George Stubbs didn’t just paint his creatures with accuracy, he did so with compassion… Anyone who visits this exhibition will surely enjoy the ride
George Stubbs: All Done From Nature
MK Gallery, Milton Keynes Until January 26
As nicknames go, the ‘Liverpudlian Leonardo’ isn’t a bad one. It’s how the 18th-century painter George Stubbs is often referred to: partly because he was born on Merseyside, and partly because he brought a scientific rigour to his art that recalled Leonardo da Vinci’s.
Stubbs is best known for his pictures of horses – and here in an excellent new exhibition we see a handful of his early drawings. These were the result of 18 infamous months when he locked himself away in a barn in the Lincolnshire village of Horkstow.

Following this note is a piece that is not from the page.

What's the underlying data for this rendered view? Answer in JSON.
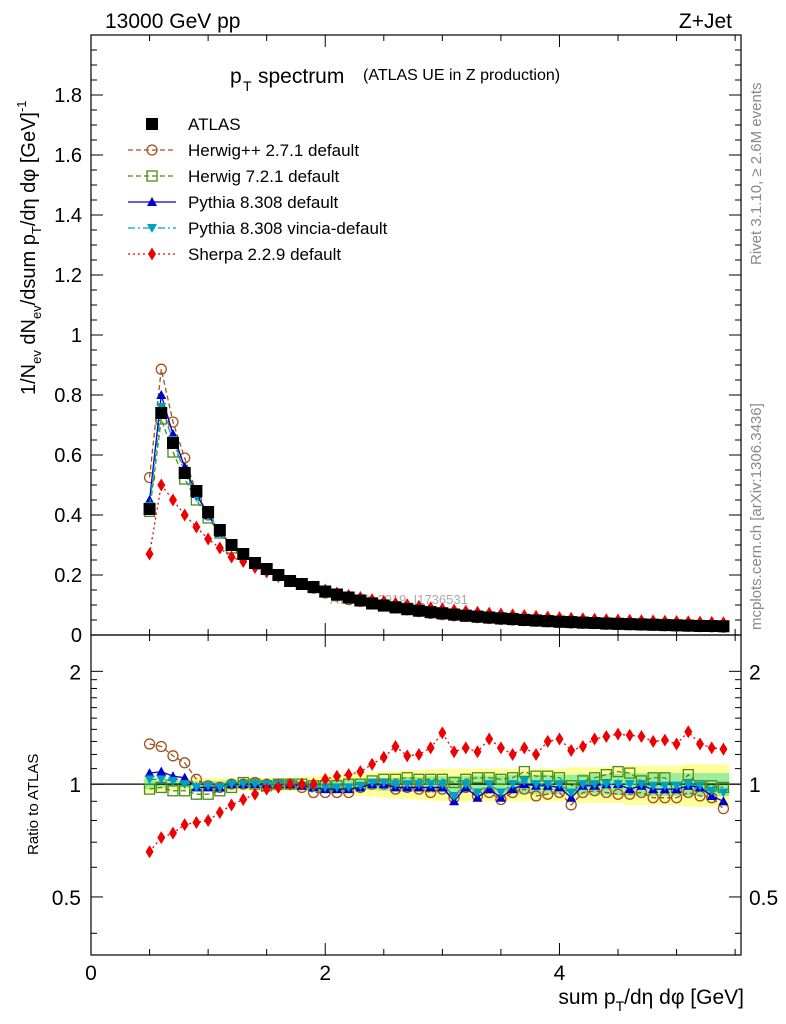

There, from an iron bar on the ceiling, he suspended the carcass of horse after horse, depicting them in various states of dissection. Stubbs revelled in removing the skin, blood and guts.
In Whistlejacket (c 1762), the 2nd Marquess of Rockingham’s life-size horse rears up unsaddled, his mane and tail flowing free
He was eventually driven out of Horkstow by locals who feared he was a necromancer.
Largely self-taught, Stubbs preferred to trust his own eyes rather than follow a teacher or conventional taste. In 1766 his barn drawings were published in The Anatomy Of The Horse, a book so accurate it was still used in veterinary schools in the 20th century.
IT’S A FACT
With their 350-degree vision, horses make excellent guide animals for blind people who are scared of dogs. Miniature horses are used, of course.
In time, Stubbs was receiving commissions from England’s gentry to paint their steeds. In Whistlejacket, the 2nd Marquess of Rockingham’s life-size horse rears up unsaddled, his mane and tail flowing free.
Stubbs didn’t just paint his creatures with accuracy, he did so with compassion – witness the sensitivity he conveys in their large eyes. Human subjects never got the same love as equine ones.
In many ways he was an artist in the right place at the right time. The thoroughbred racehorse was a new breed in the 18th century. Aristocrats were as likely to seek portraits of their horses as of their families.
Anyone who visits this exhibition will surely enjoy the ride.